The connectome reconstructed by the FlyWire Consortium is that of a 7-day-old adult female D. melanogaster from a [iso] w1118 × [iso] Canton-S G1 cross1. The EM images were aligned and neurons were automatically reconstructed using deep learning and computer vision methods, then proofread by the community2,3. Neuron cell types and community labels were also attached to these data5,56. The brain is divided into 78 distinct anatomical brain regions, or neuropils61.

All analyses presented in this paper were performed on the v630 snapshot of the dataset. The v630 snapshot contains 127,978 neurons and 2,613,129 thresholded connections. The central brain of the fly was fully proofread, with the optic lobes around 80% complete. Most of the neurons missing from the v630 snapshot were photoreceptors, and we do not expect that the addition of these neurons would significantly alter our whole-brain network results. At the time of publication, the most up-to-date version of the dataset is the v783 snapshot, containing 139,255 neurons, 2,701,601 thresholded connections and completed optic lobes. Both data snapshots are available at Codex (https://codex.flywire.ai).

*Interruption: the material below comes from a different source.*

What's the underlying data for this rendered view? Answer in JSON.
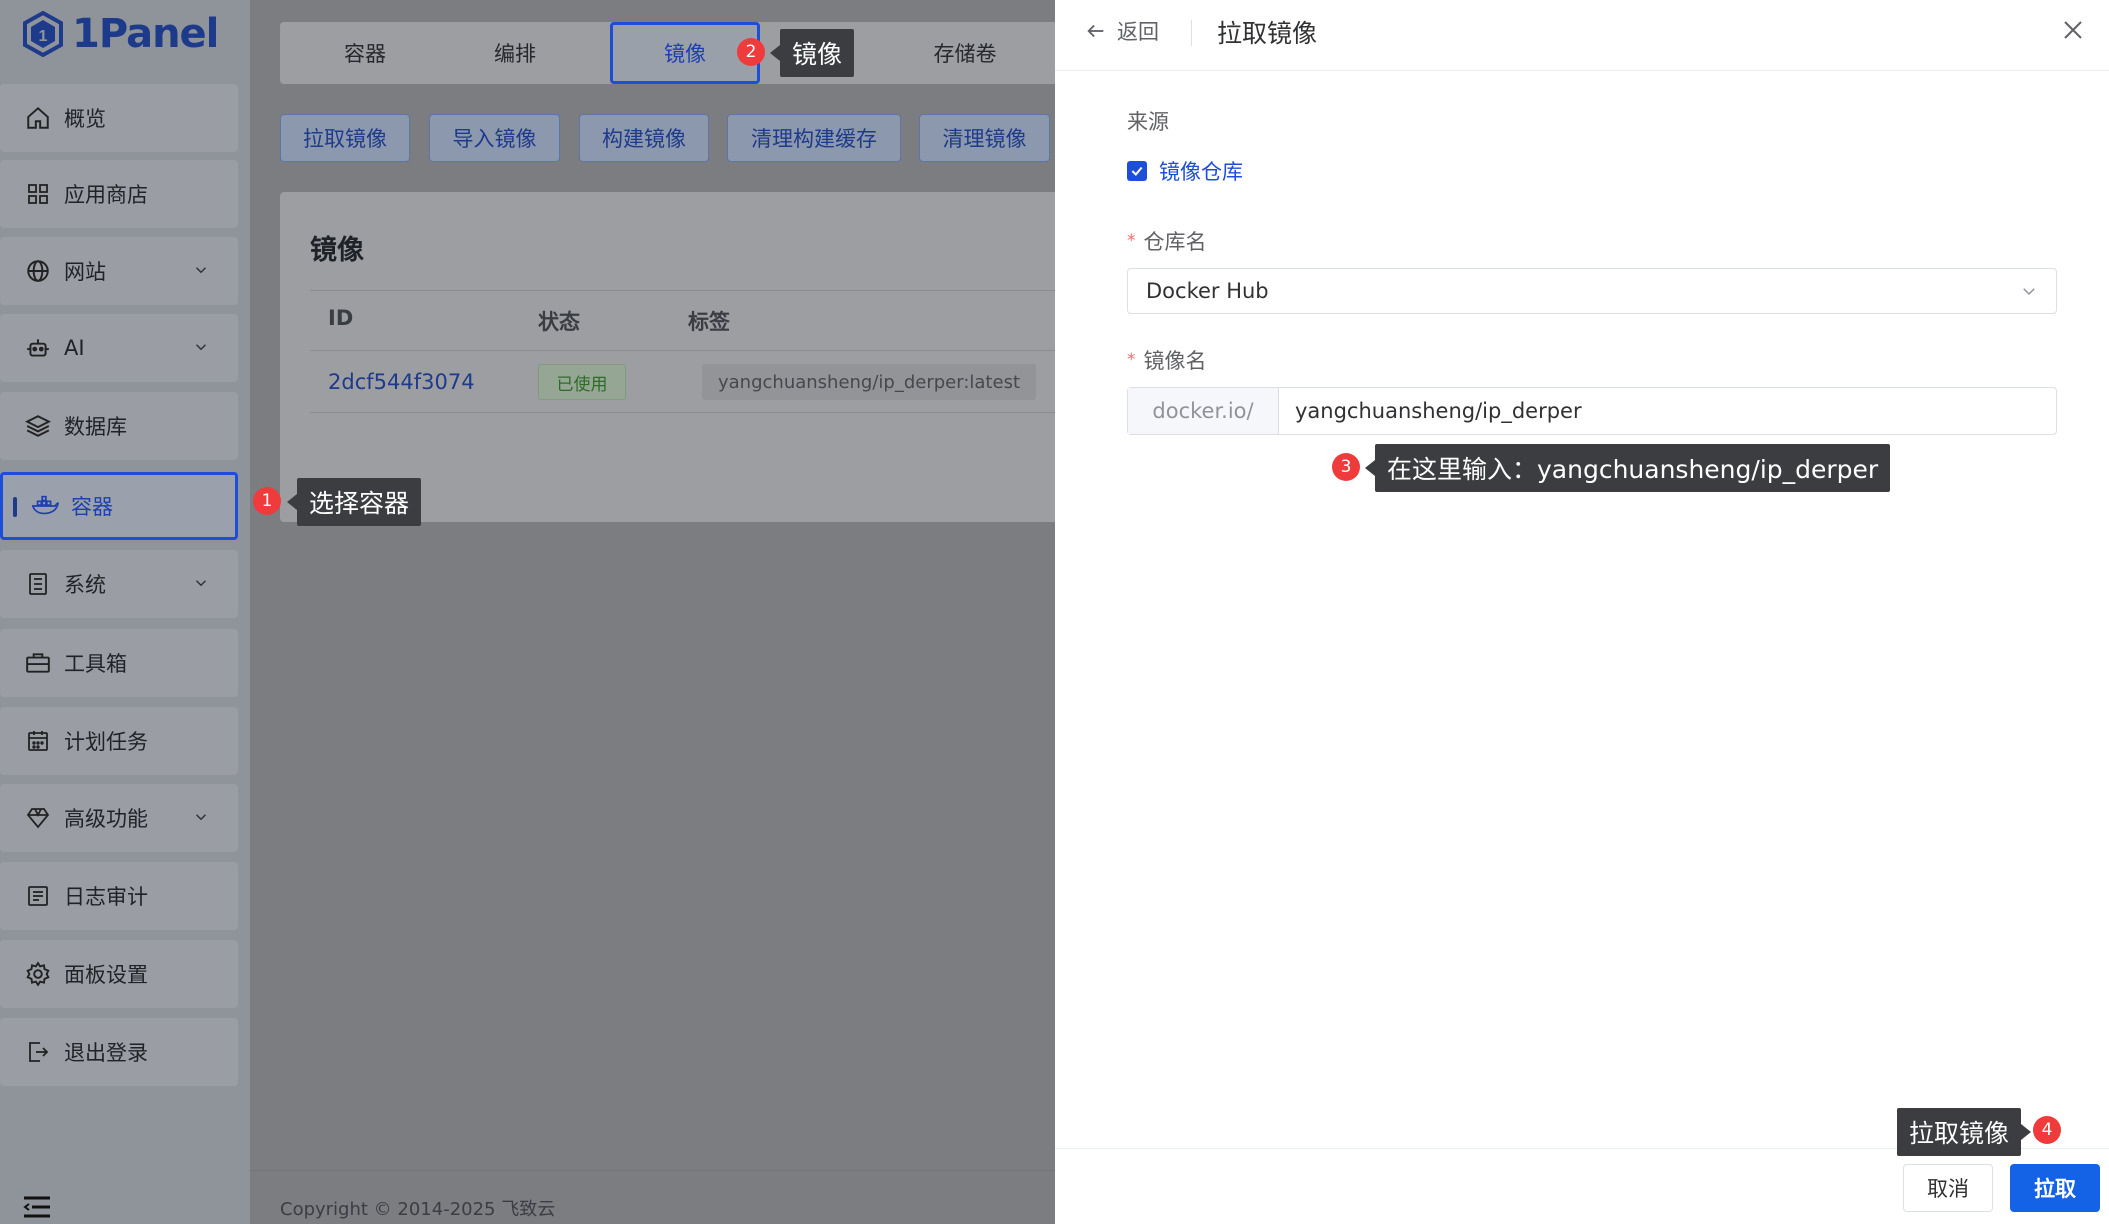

Synaptic connections and thresholding

Synapses were detected algorithmically28,62, with each synapse receiving a confidence score. We then removed synapses if either the pre- or postsynaptic location of the synapse was not assigned to a segment or if the synapse had a confidence score of less than 50. We then set a threshold of five synapses per connection between neurons for most of our analyses to reduce the impact of spurious connections. This threshold is also consistent across our companion papers on the whole-brain Drosophila connectome3,5. We used a threshold because manual proofreading of the dataset did not extend to individual synapses3. Thresholding connections by synapse number was previously implemented in the hemibrain connectome, with similar rationale31. This is a conservative threshold and is likely to result in an undercounting of true connections. We assessed key statistics as a function the threshold to ensure that our qualitative observations hold over a range of threshold choices (Extended Data Fig. 1b,c).

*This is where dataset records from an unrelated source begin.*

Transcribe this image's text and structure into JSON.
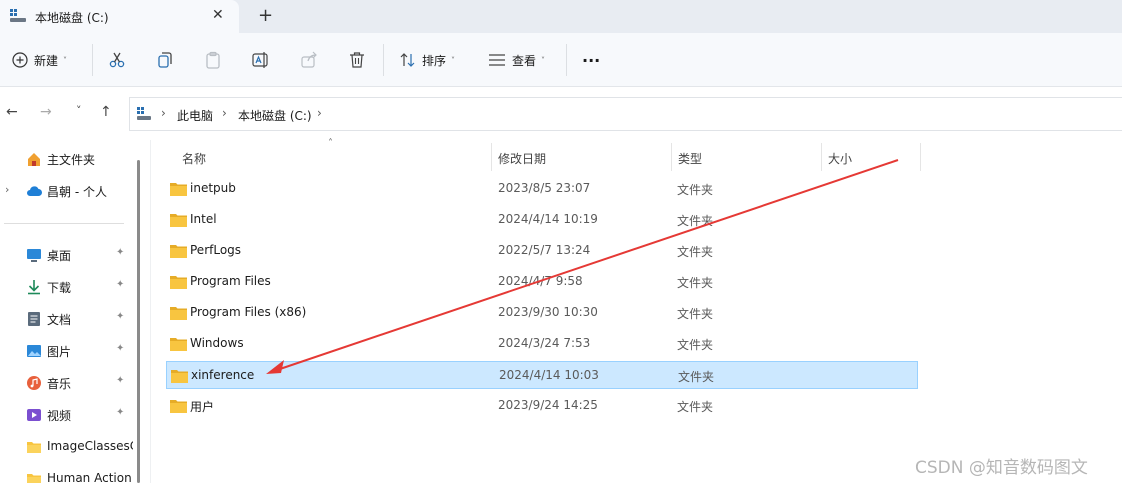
{
  "tab": {
    "title": "本地磁盘 (C:)",
    "close_glyph": "✕",
    "new_tab_glyph": "+"
  },
  "toolbar": {
    "new_label": "新建",
    "sort_label": "排序",
    "view_label": "查看",
    "more_glyph": "···",
    "chevron": "˅"
  },
  "nav": {
    "back": "←",
    "forward": "→",
    "recent": "˅",
    "up": "↑"
  },
  "breadcrumb": {
    "items": [
      "此电脑",
      "本地磁盘 (C:)"
    ],
    "sep": "›"
  },
  "sidebar": {
    "expand_glyph": "›",
    "pin_glyph": "📌",
    "top": [
      {
        "label": "主文件夹",
        "icon": "home-icon"
      },
      {
        "label": "昌朝 - 个人",
        "icon": "cloud-icon"
      }
    ],
    "pinned": [
      {
        "label": "桌面",
        "icon": "desktop-icon",
        "color": "#2b88d8"
      },
      {
        "label": "下载",
        "icon": "download-icon",
        "color": "#1e8a5a"
      },
      {
        "label": "文档",
        "icon": "document-icon",
        "color": "#5b6b7c"
      },
      {
        "label": "图片",
        "icon": "picture-icon",
        "color": "#2b88d8"
      },
      {
        "label": "音乐",
        "icon": "music-icon",
        "color": "#e8603c"
      },
      {
        "label": "视频",
        "icon": "video-icon",
        "color": "#7b4fd0"
      }
    ],
    "folders": [
      {
        "label": "ImageClassesC"
      },
      {
        "label": "Human Action"
      }
    ]
  },
  "columns": {
    "name": "名称",
    "modified": "修改日期",
    "type": "类型",
    "size": "大小",
    "sort_glyph": "˄"
  },
  "files": [
    {
      "name": "inetpub",
      "modified": "2023/8/5 23:07",
      "type": "文件夹",
      "selected": false
    },
    {
      "name": "Intel",
      "modified": "2024/4/14 10:19",
      "type": "文件夹",
      "selected": false
    },
    {
      "name": "PerfLogs",
      "modified": "2022/5/7 13:24",
      "type": "文件夹",
      "selected": false
    },
    {
      "name": "Program Files",
      "modified": "2024/4/7 9:58",
      "type": "文件夹",
      "selected": false
    },
    {
      "name": "Program Files (x86)",
      "modified": "2023/9/30 10:30",
      "type": "文件夹",
      "selected": false
    },
    {
      "name": "Windows",
      "modified": "2024/3/24 7:53",
      "type": "文件夹",
      "selected": false
    },
    {
      "name": "xinference",
      "modified": "2024/4/14 10:03",
      "type": "文件夹",
      "selected": true
    },
    {
      "name": "用户",
      "modified": "2023/9/24 14:25",
      "type": "文件夹",
      "selected": false
    }
  ],
  "watermark": "CSDN @知音数码图文",
  "colors": {
    "selection": "#cce8ff",
    "folder": "#f8c540",
    "annotation_arrow": "#e53935"
  }
}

Neurotransmitter assignments

The neurotransmitter at each synapse was predicted directly from the EM images using a trained convolutional neural network with a per-synapse accuracy of 87% (refs. 3,4). The algorithm returns a 1 × 6 probability vector containing the odds that a given synapse is each of the six primary neurotransmitters in Drosophila: ach, GABA, glut, da, oct or ser. We then averaged these probabilities across all of a neuron’s outgoing synapses, under the assumption that each neuron expresses a single outgoing neurotransmitter, to obtain a 1 × 6 probability vector representing the odds that a given neuron expresses a given neurotransmitter. We then assigned the highest-probability neurotransmitter as the putative neurotransmitter for that neuron. The per-neuron accuracy is 94%. In cases in which the highest probability p1 < 0.2 and the difference between the top two probabilities p1− p2 < 0.1, we classified the neuron as having an uncertain neurotransmitter. In the approximately 1,600 Kenyon cells, for which the neurotransmitter of a neuron is known to be ach but the algorithm often returned erroneous predictions, the neurotransmitter prediction associated with that neuron was overwritten by the known neurotransmitter.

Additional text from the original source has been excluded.